Fustagno


Portava sempre il cappello. Non ne era mai senza quando usciva di casa. D’estate portava un Panama bianco, o color della paglia. D’inverno ne indossava uno di feltro, molto elegante. Il papà lo chiamava il Borsalino, ma non sono sicuro che fosse davvero un copricapo di quel livello: il papà detestava l’ostentazione, anche se amava mantenere sempre un suo elegante aplomb. 

In montagna si era posto un nuovo problema, una scelta davvero ardua: era estate, ma i milleduecento metri si facevano sentire, anche se proprio non ricreavano le condizioni dell’inverno.

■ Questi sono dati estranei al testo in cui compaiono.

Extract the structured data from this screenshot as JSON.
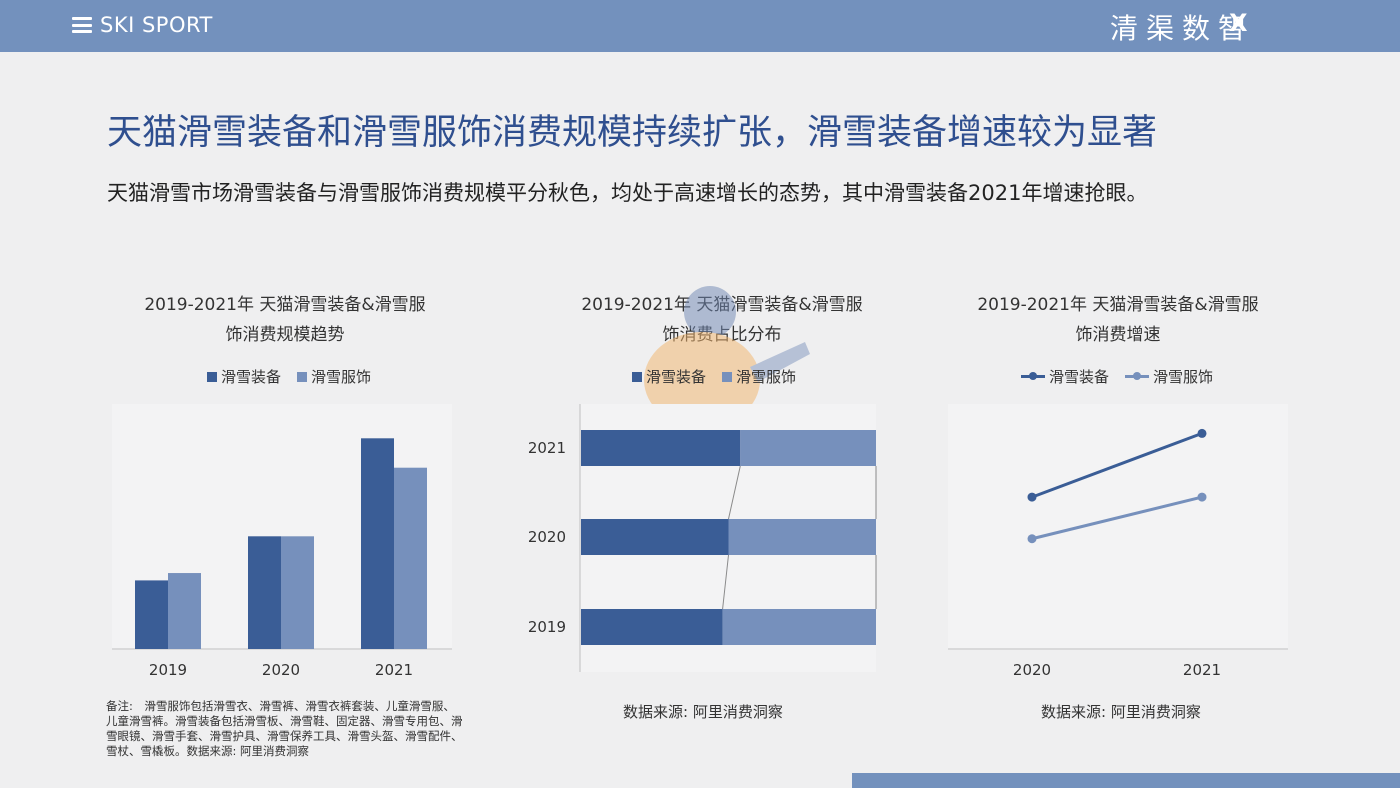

Quale cappello mettere sulla testa?

Il papà trovò una soluzione salomonica, da mezza stagione, come avrebbe detto la Gemma: un cappello di fustagno, color delle nocciole, e con tesa piccola, non come i Borsalino invernali, né come i Panama, che per funzione somigliavano ai sombrero.


Quel cappello lo indossava anche le ultime volte che poté salire a Ronzone. 

Ogni anno, il primo giorno d’agosto noi si officiava una specie di rito pagano. Enzo ed io si accompagnava mogli e ragazzi fino al passo delle Palade. Un luogo magico, tra prati e boschi radi di larici e abeti, dove si incontrava pochissima gente, se non contadini armati di cote e di falci affilate. Si lasciava la macchina in un posto tranquillo e poi si saliva ancora, a piedi, fino al posto da noi preferito. 

Volle venire con noi anche il papà. Era ormai molto anziano, ma si piccava di camminare gagliardo, quasi come quand’era Alpino, sull’Altopiano, nel ’20. Per ogni buon conto portai con me anche una seggiola da regista, comoda e robusta. Fu molto utile nelle frequenti pause della camminata in salita, e poi anche ai margini dei boschi, dove si andò a raccogliere mirtilli, e qualche finferlo, oro nel verde. 

Si fece picnic sull’erba, col vino e con la torta della festa.

Il papà era felice, seduto nella mezz’ombra del bosco rado, col silenzio della montagna che lui adorava, coi figli e coi nipoti che gli sciamavano intorno, con la sigaretta tra le labbra e il giornale arrotolato in tasca; soprattutto, col suo nuovo cappello di fustagno ben calato sulla testa.


La foto ormai è molto vecchia; la luce ne ha sbiadito i colori sciupando la nitidezza dell’immagine. Non ho trovato il negativo, ma ho provato con lo scanner e col ritocco, per quanto possibile. 

Beh, il risultato non è eccezionale, ma è pur sempre un salto indietro nel tempo, forse di quaranta, o cinquant’anni, ed è come se il papà fosse ancora qui, accanto a me.